The Summer Solstice 2019
The Summer Solstice in the Northern hemisphere happens today, Friday 21st June 2019, at 16.54 Irish Time (15.54 UTC). Among other things, this means that today is the longest day of the year. Days will get shorter from now until the Winter Solstice in December. Saturday June 22nd will be two seconds shorter than today!
This does not mean that sunset will necessarily happen earlier tomorrow than it does today however. This is because there is a difference between mean solar time (measured by clocks) and apparent solar time (defined by the position of the Sun in the sky), so that a solar day does not always last exactly 24 hours. A description of apparent and mean time was given by Nevil Maskelyne in the Nautical Almanac for 1767:
Apparent Time is that deduced immediately from the Sun, whether from the Observation of his passing the Meridian, or from his observed Rising or Setting. This Time is different from that shewn by Clocks and Watches well regulated at Land, which is called equated or mean Time.
The discrepancy between mean time and apparent time arises because of the Earth’s axial tilt and the fact that it travels around the Sun in an elliptical orbit in which its orbital speed varies with time of year (being faster at perihelion than at aphelion).
Using a rapid calculational tool (Google), I found a table of the local mean times of sunrise and sunset for Dublin around the 2019 summer solstice. This shows that today is indeed the longest day (with a time between sunrise and sunset of 17 hours and 10 seconds), but sunset on 22nd June is actually a bit later than this evening, while sunrise is a bit later.
In fact if you plot the position of the Sun in the sky at a fixed time each day from a fixed location on the Earth you get a thing called an analemma, which is a sort of figure-of-eight curve whose shape depends on the observer’s latitude.
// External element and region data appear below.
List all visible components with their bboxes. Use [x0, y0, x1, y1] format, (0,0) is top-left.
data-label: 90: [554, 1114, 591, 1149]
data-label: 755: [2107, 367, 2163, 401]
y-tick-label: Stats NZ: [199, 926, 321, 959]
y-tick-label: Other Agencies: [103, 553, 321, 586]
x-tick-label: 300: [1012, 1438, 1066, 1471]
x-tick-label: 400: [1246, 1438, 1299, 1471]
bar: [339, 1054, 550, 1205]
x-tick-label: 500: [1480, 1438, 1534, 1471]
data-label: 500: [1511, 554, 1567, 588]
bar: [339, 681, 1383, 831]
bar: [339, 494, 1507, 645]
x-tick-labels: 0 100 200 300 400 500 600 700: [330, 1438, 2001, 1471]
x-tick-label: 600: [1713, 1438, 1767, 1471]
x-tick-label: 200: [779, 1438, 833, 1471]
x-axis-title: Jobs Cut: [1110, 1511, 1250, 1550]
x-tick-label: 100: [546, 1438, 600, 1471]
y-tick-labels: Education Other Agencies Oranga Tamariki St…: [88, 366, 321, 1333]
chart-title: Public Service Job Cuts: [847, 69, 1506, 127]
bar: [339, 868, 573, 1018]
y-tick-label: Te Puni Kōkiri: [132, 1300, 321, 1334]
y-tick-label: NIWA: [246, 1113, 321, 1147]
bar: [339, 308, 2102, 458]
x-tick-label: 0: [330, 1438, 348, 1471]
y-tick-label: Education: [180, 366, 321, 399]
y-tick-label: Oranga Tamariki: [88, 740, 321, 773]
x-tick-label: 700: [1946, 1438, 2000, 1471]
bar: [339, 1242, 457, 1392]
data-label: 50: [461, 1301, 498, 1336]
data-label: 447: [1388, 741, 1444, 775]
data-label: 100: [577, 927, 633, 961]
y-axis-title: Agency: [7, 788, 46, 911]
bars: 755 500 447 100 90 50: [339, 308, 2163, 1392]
Here’s a photographic version taken in Edmonton, with photographs of the Sun’s position taken from the same position at the same time on different days over the course of a year:
The summer solstice is the uppermost point on this curve and the winter solstice is at the bottom. The north–south component of the analemma is the Sun’s declination, and the east–west component is the so-called equation of time which quantifies the difference between mean solar time and apparent solar time. This curve can be used to calculate the earliest and/or latest sunrise and/or sunset.
Follow @telescoper
June 21, 2019 at 11:55 am
Analemma–new word for me and interesting pic.
June 23, 2019 at 3:09 pm
So in equator two lobes will be exactly same? And in poles
there will be only one lobe?
June 23, 2019 at 3:14 pm
The analemma is horizontal at the equator. At the poles you only see part of it.
June 23, 2019 at 3:28 pm
I thought I understood. In that case, how the earth’s orbit
and spin axis alignment can be changed so the lobes
become same in size or the figure of eight collapses to
a straight-line?
June 23, 2019 at 3:30 pm
You’ll never get funding for such an experiment.
June 23, 2019 at 4:01 pm
May not be complicated – may have appeared in some (obscure)
rigid-body dynamics journals and/or spin-orbit coupling calculations for electrons in theory of atomic spectroscopy.
Many readers of this blog probably know how to derive the
shape of the curve. Just curios.
June 23, 2019 at 6:00 pm
Need to submit a funding proposal for statistical study of this
“anal-emma” for exo-planets and its impact on habitability. Who knows.